Defence Minister Franz Josef Jung told German television that the three had planned to launch attacks soon and described the plot as "very concrete".

"There was an imminent security threat," Jung said.

The arrests come a day after Danish police conducted raids and took eight young Muslims into custody whom they suspect of plotting a bomb attack and having links to al Qaeda.

They also occurred less than a week before the sixth anniversary of the Sept. 11 2001 hijacked plane attacks on targets in the United States.

The Federal Prosecutor's Office in Karlsruhe, which was to hold a news conference later on Wednesday, said that raids had been carried out in several German states on Tuesday.

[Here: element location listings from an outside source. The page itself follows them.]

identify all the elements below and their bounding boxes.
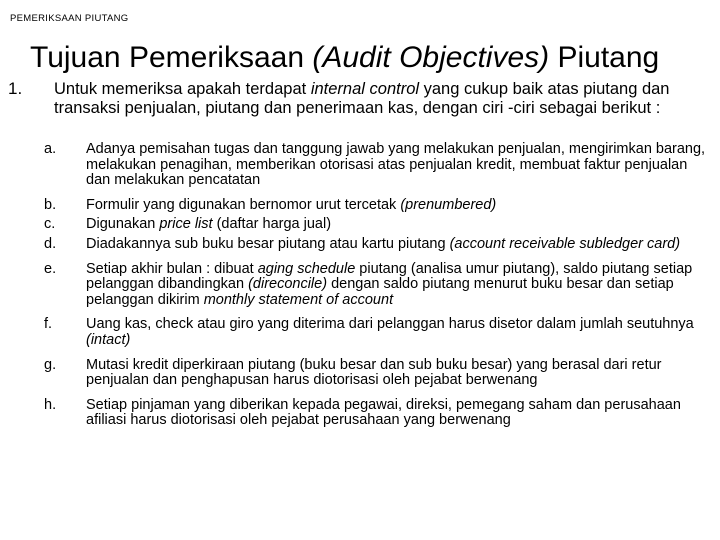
list-item-letter: d.: [44, 235, 57, 252]
list-item-segment: dengan saldo piutang menurut buku besar dan setiap pelanggan dikirim: [86, 276, 674, 308]
slide-title: [30, 40, 659, 76]
list-item-italic-segment: (intact): [86, 331, 131, 348]
list-item: [0, 217, 720, 233]
list-item-italic-segment: (account receivable subledger card): [449, 235, 681, 252]
list-item: [0, 262, 720, 309]
list-item-letter: a.: [44, 141, 57, 157]
main-point-number: 1.: [8, 79, 23, 98]
title-text: Tujuan Pemeriksaan: [30, 41, 313, 74]
list-item-letter: h.: [44, 396, 57, 413]
main-point-text: [54, 80, 714, 117]
list-item: [0, 358, 720, 389]
list-item: [0, 317, 720, 348]
list-item-segment: Digunakan: [86, 216, 160, 233]
list-item-letter: c.: [44, 216, 56, 233]
list-item-letter: f.: [44, 316, 53, 333]
header-tag: PEMERIKSAAN PIUTANG: [10, 13, 129, 24]
sub-point-list: [0, 142, 720, 429]
list-item-segment: Diadakannya sub buku besar piutang atau kartu piutang: [86, 235, 450, 252]
list-item-italic-segment: (direconcile): [248, 276, 328, 293]
list-item: [0, 237, 720, 253]
list-item-letter: e.: [44, 260, 57, 277]
main-point-text-start: Untuk memeriksa apakah terdapat: [54, 80, 311, 98]
list-item-text: [86, 317, 706, 348]
list-item-segment: Mutasi kredit diperkiraan piutang (buku besar dan sub buku besar) yang berasal dari retur penjualan dan penghapusan harus diotorisasi oleh pejabat berwenang: [86, 356, 662, 389]
list-item-italic-segment: price list: [159, 216, 213, 233]
list-item-letter: g.: [44, 356, 57, 373]
list-item-segment: (daftar harga jual): [212, 216, 332, 233]
main-point-italic-text: internal control: [310, 80, 420, 98]
title-italic-text: (Audit Objectives): [312, 41, 550, 74]
list-item-text: [86, 217, 706, 233]
list-item-italic-segment: (prenumbered): [400, 196, 497, 213]
list-item-segment: Formulir yang digunakan bernomor urut tercetak: [86, 196, 401, 213]
list-item-italic-segment: monthly statement of account: [203, 291, 394, 308]
list-item-segment: Adanya pemisahan tugas dan tanggung jawab yang melakukan penjualan, mengirimkan barang, melakukan penagihan, memberikan otorisasi atas penjualan kredit, membuat faktur penjualan dan melakukan pencatatan: [86, 141, 706, 189]
list-item-text: [86, 262, 706, 309]
list-item-text: [86, 237, 706, 253]
list-item-letter: b.: [44, 196, 57, 213]
list-item-text: [86, 142, 706, 189]
list-item-text: [86, 358, 706, 389]
list-item: [0, 398, 720, 429]
list-item: [0, 198, 720, 214]
list-item-italic-segment: aging schedule: [257, 260, 356, 277]
list-item-segment: piutang (analisa umur piutang), saldo piutang setiap pelanggan dibandingkan: [86, 260, 693, 293]
list-item-segment: Setiap akhir bulan : dibuat: [86, 260, 258, 277]
list-item-text: [86, 398, 706, 429]
list-item-segment: Setiap pinjaman yang diberikan kepada pegawai, direksi, pemegang saham dan perusahaan afiliasi harus diotorisasi oleh pejabat perusahaan yang berwenang: [86, 396, 681, 429]
title-text-end: Piutang: [549, 41, 660, 74]
list-item-text: [86, 198, 706, 214]
list-item: [0, 142, 720, 189]
main-point-text-end: yang cukup baik atas piutang dan transaksi penjualan, piutang dan penerimaan kas, dengan ciri -ciri sebagai berikut :: [54, 80, 670, 117]
list-item-segment: Uang kas, check atau giro yang diterima dari pelanggan harus disetor dalam jumlah seutuhnya: [86, 316, 694, 333]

"The German federal prosecutors office ordered the arrest yesterday afternoon of three suspected members of an Islamic terrorist organization," it said in a statement.

A German security source told Reuters that the plotters had obtained chemicals and detonators that could have led to an attack on the scale of those in Madrid and London in past years, which killed 191 and 52 people respectively.

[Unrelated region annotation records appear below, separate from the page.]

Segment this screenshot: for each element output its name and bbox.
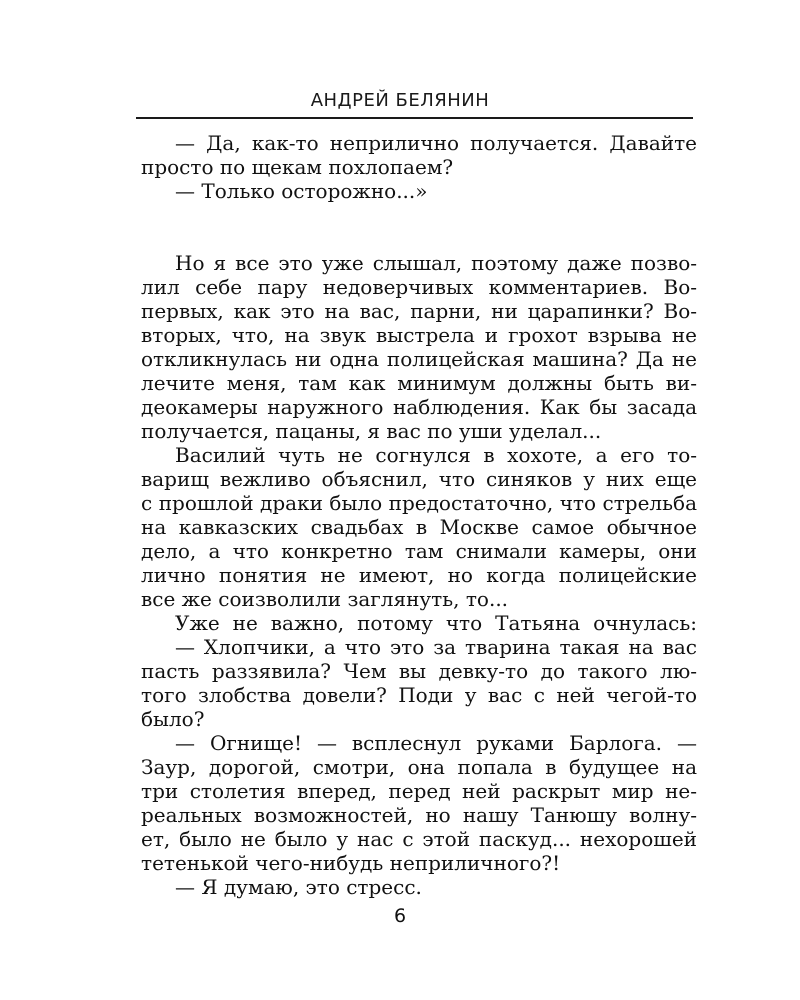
text-line: — Хлопчики, а что это за тварина такая на вас (175, 635, 697, 659)
text-line: Уже не важно, потому что Татьяна очнулась: (175, 611, 697, 635)
text-line: просто по щекам похлопаем? (141, 155, 454, 179)
text-line: Василий чуть не согнулся в хохоте, а его то- (175, 443, 697, 467)
text-line: откликнулась ни одна полицейская машина? Да не (141, 347, 697, 371)
text-line: — Только осторожно...» (175, 179, 428, 203)
text-line: Заур, дорогой, смотри, она попала в будущее на (141, 755, 697, 779)
text-line: пасть раззявила? Чем вы девку-то до такого лю- (141, 659, 697, 683)
text-line: дело, а что конкретно там снимали камеры, они (141, 539, 697, 563)
text-line: три столетия вперед, перед ней раскрыт мир не- (141, 779, 697, 803)
text-line: на кавказских свадьбах в Москве самое обычное (141, 515, 697, 539)
body-text (141, 131, 697, 899)
text-line: лечите меня, там как минимум должны быть ви- (141, 371, 697, 395)
text-line: деокамеры наружного наблюдения. Как бы засада (141, 395, 697, 419)
text-line: варищ вежливо объяснил, что синяков у них еще (141, 467, 697, 491)
running-header-author: АНДРЕЙ БЕЛЯНИН (310, 90, 490, 111)
text-line: — Да, как-то неприлично получается. Давайте (175, 131, 697, 155)
text-line: лил себе пару недоверчивых комментариев. Во- (141, 275, 697, 299)
text-line: с прошлой драки было предостаточно, что стрельба (141, 491, 697, 515)
text-line: получается, пацаны, я вас по уши уделал... (141, 419, 602, 443)
text-line: лично понятия не имеют, но когда полицейские (141, 563, 697, 587)
paragraph-gap (141, 227, 697, 251)
text-line: вторых, что, на звук выстрела и грохот взрыва не (141, 323, 697, 347)
text-line: первых, как это на вас, парни, ни царапинки? Во- (141, 299, 697, 323)
text-line: — Я думаю, это стресс. (175, 875, 422, 899)
page-number: 6 (393, 905, 407, 927)
paragraph-gap (141, 203, 697, 227)
text-line: тетенькой чего-нибудь неприличного?! (141, 851, 561, 875)
text-line: — Огнище! — всплеснул руками Барлога. — (175, 731, 697, 755)
header-divider (136, 117, 693, 119)
text-line: ет, было не было у нас с этой паскуд... нехорошей (141, 827, 697, 851)
text-line: было? (141, 707, 205, 731)
text-line: реальных возможностей, но нашу Танюшу волну- (141, 803, 697, 827)
text-line: Но я все это уже слышал, поэтому даже позво- (175, 251, 697, 275)
text-line: того злобства довели? Поди у вас с ней чегой-то (141, 683, 697, 707)
text-line: все же соизволили заглянуть, то... (141, 587, 509, 611)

The source said the three men included two German nationals that had converted to Islam and one Turkish man. All three had trained in militant camps in Pakistan, the source added.

"There is hard evidence that the suspects were targeting Frankfurt airport and the U.S. base in Ramstein," the source said, noting that the suspects had been under surveillance for months and that one had been observed scouting out Ramstein.

Hub for Afghanistan, Iraq

Frankfurt airport is one of Europe's busiest and a major international hub with about 52 million passengers and 2 million metric tonnes of cargo passing through it each year.

The Ramstein base in the nearby state of Rhineland-Palatinate, 130 km (80 miles) southwest of the airport, is one of the most important U.S. air bases overseas and is a hub for U.S. operations in Afghanistan and Iraq.

A spokesman for the airport declined comment. Captain Jeff Gradeck, a spokesman for the U.S. European Command (EUCOM) in Stuttgart, said: "We don't have any information yet that U.S. facilities were targeted."

Germany, which has forces stationed in Afghanistan, has been on high alert for attacks. The country has feared a re-emergence of militant Islamic groups since 2001, when the northern city of Hamburg was used as a base for planning the Sept. 11 attacks.

In April the U.S. embassy in Berlin announced it was boosting security at diplomatic and military facilities in Germany in response to an increased threat of terrorism there.

Last year, two men of Lebanese origin attempted to detonate crude suitcase bombs on two trains in Germany, according to German authorities. Prosecutors have said the bombs failed to go off because of a technical error.

EU Justice and Security Commissioner Franco Frattini, speaking in Strasbourg, said the arrests in Germany and Denmark proved the fight against terrorism was achieving results in Europe but cautioned that the threat of attacks remained high.

"All sources indicate that the threat of new terrorist attacks continues to be high," Frattini said.